The current COVID-19 story is that we have new, more-infectious variants of COVID-19 here in the U.S. And so, in theory, we’re in a race between the spread of those more infectious variants, on the one hand, and vaccination, on the other.
Over the past few weeks I’ve been tracking the COVID-19 new case data, waiting for new-case rates in a handful of states to turn upward. These are states that, based on CDC or other data, were reported to have a high fraction of at least one of those new variants.
And now, those new-case rates have turned upward. Mostly. And, yeah, rates appear to be turning upward at more-or-less the time you would expect, based on prevalence of the new variants. (When about half of cases are the new variants.)
But new case rates have also turned up in a lot of states where the presumed prevalence of those new variants is far less. At more-or-less the same time as the high-variant states. And at more-or-less the same rate as those states.
You may find other people who are just rock-solid sure that they are looking at the impact of these new COVID-19 variants. But I’m not so sure what I’m looking at.
Regardless of the reason, the data are what they are. New case rates are rising.
Nationally, in three graphs: 1) We’re now back to 24% of the peak level, 2) the overall US trend is up, and 3) cases rose yesterday in the overwhelming majority of states.
Pace of vaccination and limits of vaccine acceptance.
That said, the pace of vaccination is picking up, and we have not yet reached the limits of vaccine acceptance in the elderly. Here are my most recent snapshots of the CDC COVID data tracker, showing fraction of the elderly vaccinated. That’s a rate of 0.5 percentage points per day, so this has not yet stalled out.
In Virginia, snapshots from 3/27/2021 (top) and 3/22/2021 (bottom) show about 0.4 percentage points per day, or roughly the same pace as the U.S. data.
The upshot of all of that is that vaccination of the elderly continues apace, and, contrary to what I guessed would happen, we have not yet hit the limit of vaccine acceptance in the elderly.
If I now update my “herd immunity” chart based on the recent record of more than 3M vaccine shots per day, then here’s where we stand, and where we would be projected to stand as of April 1 2021.
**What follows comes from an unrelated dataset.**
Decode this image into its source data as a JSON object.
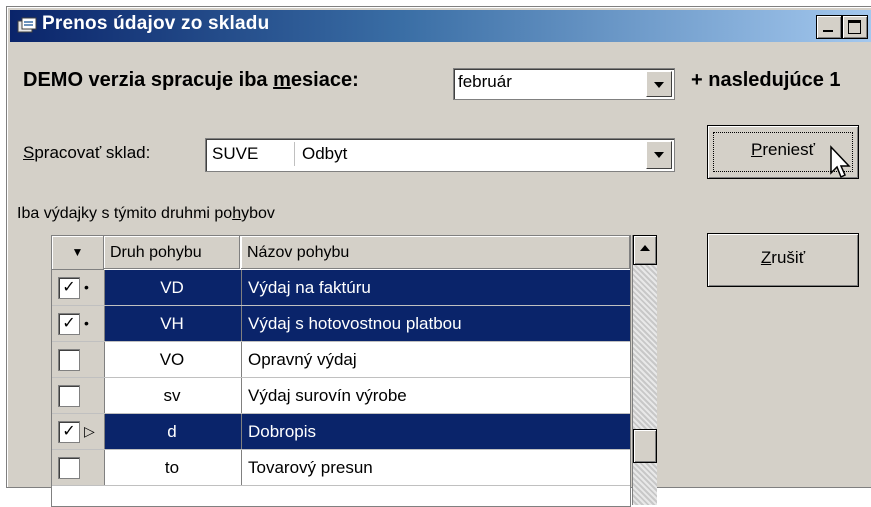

(I should say that this chart continues to assume that once you’ve had COVID-19, you are fully immune. There’s now a pretty good body of evidence to say that some modest fraction of that population is subject to re-infection. But my impression is that re-infections are not nearly as dangerous, on average, as the initial infection. So, for consistency, I’m sticking with the (incorrect) assumption of 100% immunity of the already-infected population.)
Here’s the same chart, the last time I recalculated it, less than two weeks ago.
So, we are making slow progress.
If you look at the state-level detail, it’s not crystal clear that this is being driven (or, driven only) by the more-infectious variants. New case rates are turning upward all over, not just in the states presumed to have a high fraction of these new variants.
As you can see below, the majority of states are trending upwards now in the Northeast, South Atlantic, and Midwest regions. The South Central, Mountain, and Pacific regions are more mixed.
And that’s what has me a little uncertain as to what’s going on. Everybody noted that Florida had a high incidence of these new variants. But nobody said that about (e.g.) West Virginia, New Hampshire, Vermont, or North Dakota. But new case rates are rising as fast there as they are in (say) New York State.
So whatever is driving this, it doesn’t seem to be quite as simple as “new COVID-19 variants”. Either that, or the distribution of those new variants managed to even itself out across all those states, in just a few weeks.